Of course there's _tons_ of code out there that relies on nil.to_s being
the empty string. I don't expect it will change anytime soon.
 
V

Vidar Hokstad

Eero said:
Yes. I want consistency.

It is consistent. "to_s" returns a string representation of the
value(s) of the object you call it on.

The value of the object nil is _nothing_ and the empty string is a
sensible representation of that.

Vidar
 
F

Florian Frank

Eero said:
Yes.
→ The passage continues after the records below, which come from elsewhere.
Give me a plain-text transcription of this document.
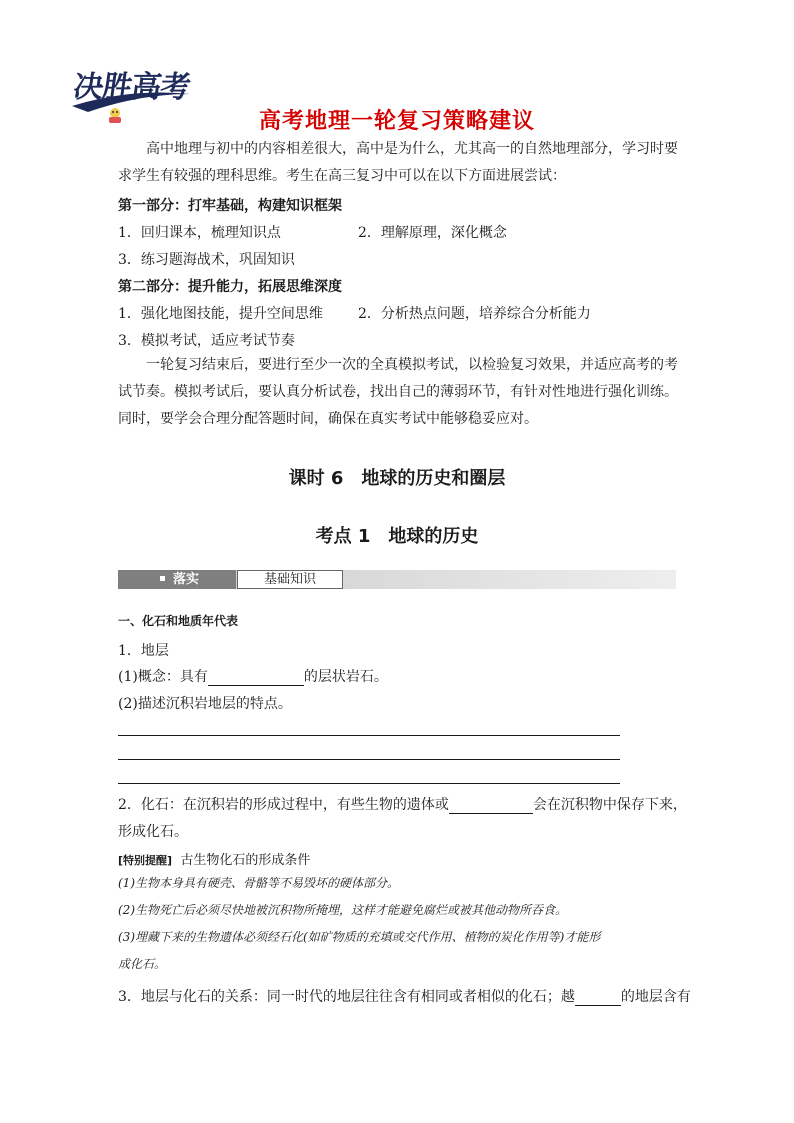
决胜高考
高考地理一轮复习策略建议
高中地理与初中的内容相差很大，高中是为什么，尤其高一的自然地理部分，学习时要求学生有较强的理科思维。考生在高三复习中可以在以下方面进展尝试：
第一部分：打牢基础，构建知识框架
1．回归课本，梳理知识点	2．理解原理，深化概念
3．练习题海战术，巩固知识
第二部分：提升能力，拓展思维深度
1．强化地图技能，提升空间思维	2．分析热点问题，培养综合分析能力
3．模拟考试，适应考试节奏
一轮复习结束后，要进行至少一次的全真模拟考试，以检验复习效果，并适应高考的考试节奏。模拟考试后，要认真分析试卷，找出自己的薄弱环节，有针对性地进行强化训练。同时，要学会合理分配答题时间，确保在真实考试中能够稳妥应对。
课时 6　地球的历史和圈层
考点 1　地球的历史
落实	基础知识
一、化石和地质年代表
1．地层
(1)概念：具有	的层状岩石。
(2)描述沉积岩地层的特点。
2．化石：在沉积岩的形成过程中，有些生物的遗体或	会在沉积物中保存下来，
形成化石。
[特别提醒] 古生物化石的形成条件
(1)生物本身具有硬壳、骨骼等不易毁坏的硬体部分。
(2)生物死亡后必须尽快地被沉积物所掩埋，这样才能避免腐烂或被其他动物所吞食。
(3)埋藏下来的生物遗体必须经石化(如矿物质的充填或交代作用、植物的炭化作用等)才能形
成化石。
3．地层与化石的关系：同一时代的地层往往含有相同或者相似的化石；越	的地层含有
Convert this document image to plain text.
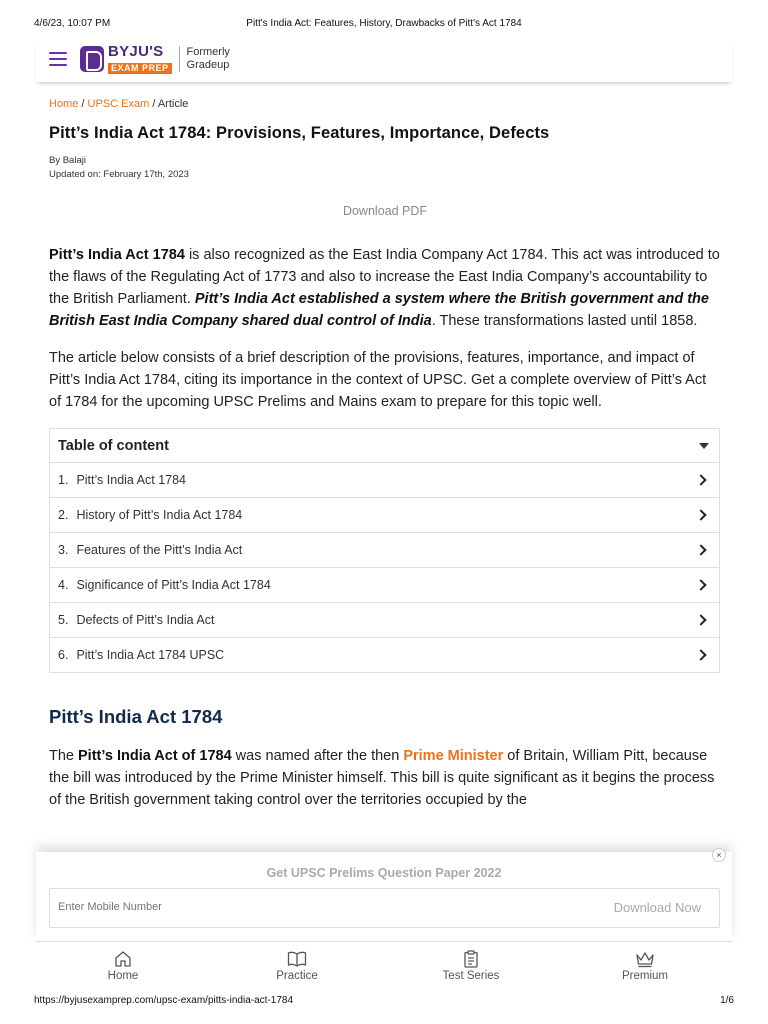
4/6/23, 10:07 PM	Pitt's India Act: Features, History, Drawbacks of Pitt's Act 1784
BYJU'S
EXAM PREP
Formerly
Gradeup
Home / UPSC Exam / Article
Pitt’s India Act 1784: Provisions, Features, Importance, Defects
By Balaji
Updated on: February 17th, 2023
Download PDF

Pitt’s India Act 1784 is also recognized as the East India Company Act 1784. This act was introduced to the flaws of the Regulating Act of 1773 and also to increase the East India Company’s accountability to the British Parliament. Pitt’s India Act established a system where the British government and the British East India Company shared dual control of India. These transformations lasted until 1858.

The article below consists of a brief description of the provisions, features, importance, and impact of Pitt’s India Act 1784, citing its importance in the context of UPSC. Get a complete overview of Pitt’s Act of 1784 for the upcoming UPSC Prelims and Mains exam to prepare for this topic well.

Table of content
1. Pitt’s India Act 1784
2. History of Pitt’s India Act 1784
3. Features of the Pitt’s India Act
4. Significance of Pitt’s India Act 1784
5. Defects of Pitt’s India Act
6. Pitt’s India Act 1784 UPSC
Pitt’s India Act 1784

The Pitt’s India Act of 1784 was named after the then Prime Minister of Britain, William Pitt, because the bill was introduced by the Prime Minister himself. This bill is quite significant as it begins the process of the British government taking control over the territories occupied by the

×
Get UPSC Prelims Question Paper 2022
Enter Mobile Number
Download Now
Home	Practice	Test Series	Premium
https://byjusexamprep.com/upsc-exam/pitts-india-act-1784	1/6
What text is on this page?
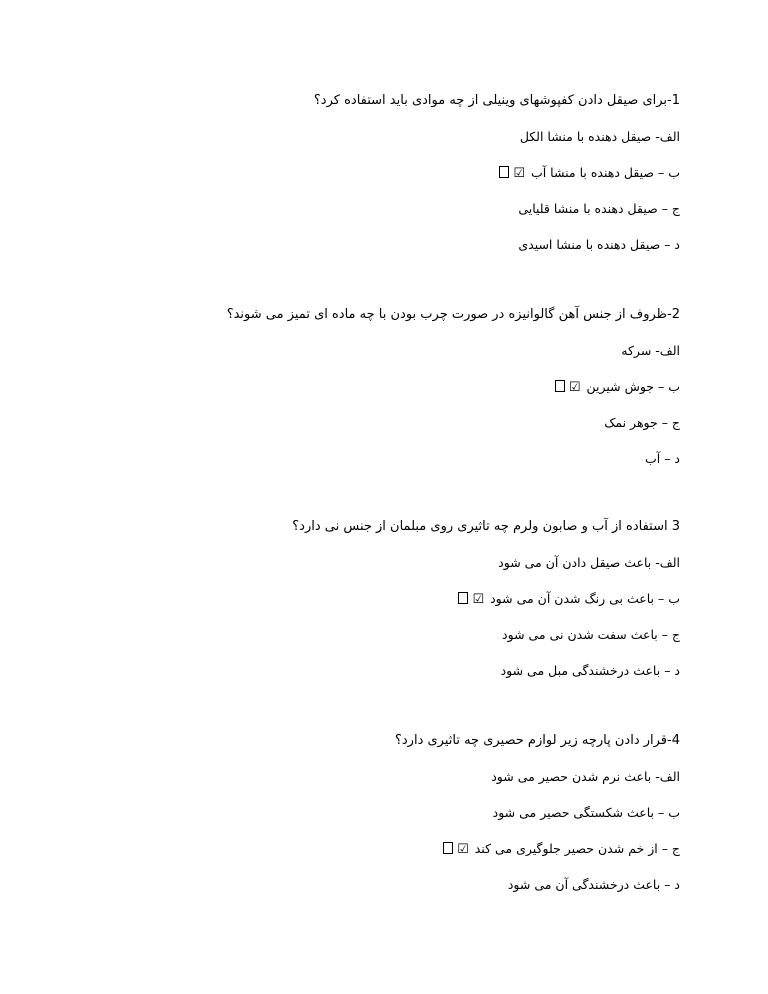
1-برای صیقل دادن کفپوشهای وینیلی از چه موادی باید استفاده کرد؟
الف- صیقل دهنده با منشا الکل
ب – صیقل دهنده با منشا آب☑
ج – صیقل دهنده با منشا قلیایی
د – صیقل دهنده با منشا اسیدی
2-ظروف از جنس آهن گالوانیزه در صورت چرب بودن با چه ماده ای تمیز می شوند؟
الف- سرکه
ب – جوش شیرین☑
ج – جوهر نمک
د – آب
3 استفاده از آب و صابون ولرم چه تاثیری روی مبلمان از جنس نی دارد؟
الف- باعث صیقل دادن آن می شود
ب – باعث بی رنگ شدن آن می شود☑
ج – باعث سفت شدن نی می شود
د – باعث درخشندگی مبل می شود
4-قرار دادن پارچه زیر لوازم حصیری چه تاثیری دارد؟
الف- باعث نرم شدن حصیر می شود
ب – باعث شکستگی حصیر می شود
ج – از خم شدن حصیر جلوگیری می کند☑
د – باعث درخشندگی آن می شود
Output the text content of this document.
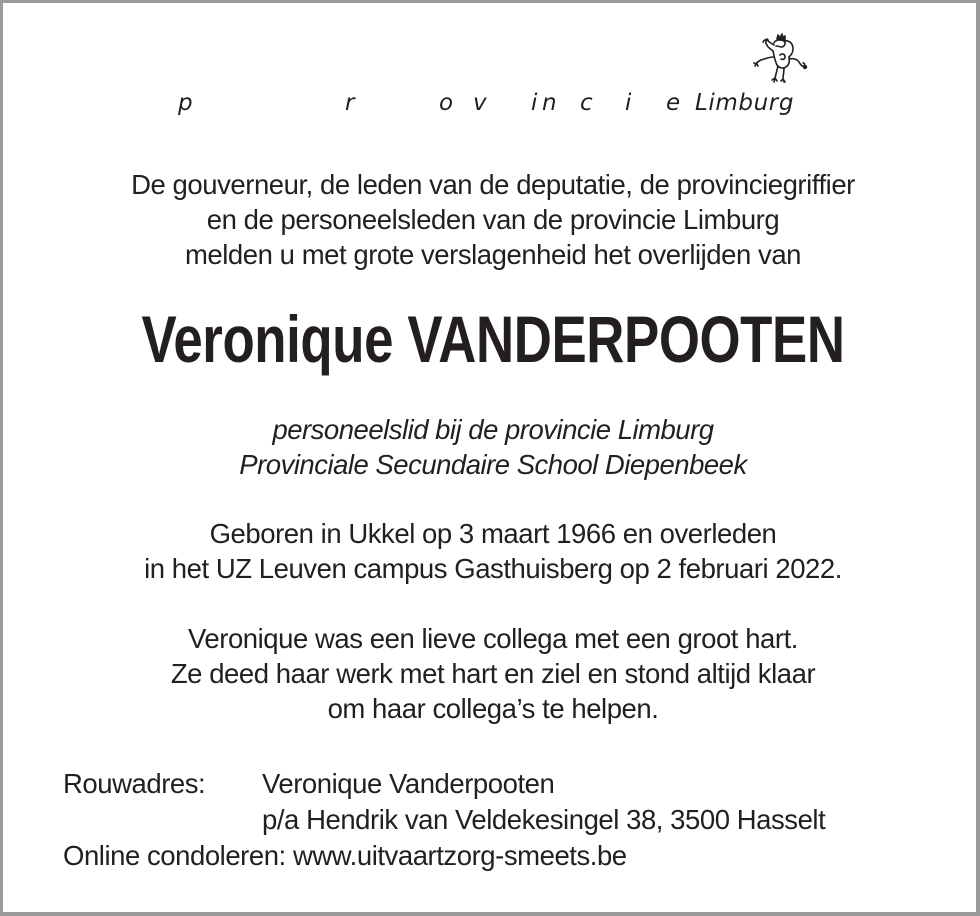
p	r	o v i n c i e Limburg
De gouverneur, de leden van de deputatie, de provinciegriffier
en de personeelsleden van de provincie Limburg
melden u met grote verslagenheid het overlijden van
Veronique VANDERPOOTEN
personeelslid bij de provincie Limburg
Provinciale Secundaire School Diepenbeek
Geboren in Ukkel op 3 maart 1966 en overleden
in het UZ Leuven campus Gasthuisberg op 2 februari 2022.
Veronique was een lieve collega met een groot hart.
Ze deed haar werk met hart en ziel en stond altijd klaar
om haar collega’s te helpen.
Rouwadres: Veronique Vanderpooten
p/a Hendrik van Veldekesingel 38, 3500 Hasselt
Online condoleren: www.uitvaartzorg-smeets.be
I want consistency.
Ruby's behavior is consistent:
"a" + nil.to_s # => "a"
1 + nil.to_i # => 1
1.0 + nil.to_f # => 1.0
[1] + nil.to_a
# => [1]

nil.to_X always returns the neutral element for #+. Of course Matz could
have chosen some other kind of consistency instead of this one.
 
M

Morton Goldberg

It is consistent. "to_s" returns a string representation of the
value(s) of the object you call it on.

The value of the object nil is _nothing_ and the empty string is a
sensible representation of that.

As well as sensible, it can be useful:

<code>
#! /usr/bin/env ruby -w

def bottles(n)
"#{n} bottle#{'s' if n != 1} of beer on the wall"
end

bottles(99) # => "99 bottles of beer on the wall"
bottles(1) # => "1 bottle of beer on the wall"
</code>

Regards, Morton
 
G

Gregory Brown

Of course there's _tons_ of code out there that relies on nil.to_s being
the empty string. I don't expect it will change anytime soon.

Besides, we already have syntax that prevents this from being terribly
ugly anyway.
=> true


I like knowing the difference between an empty string and an undefined value.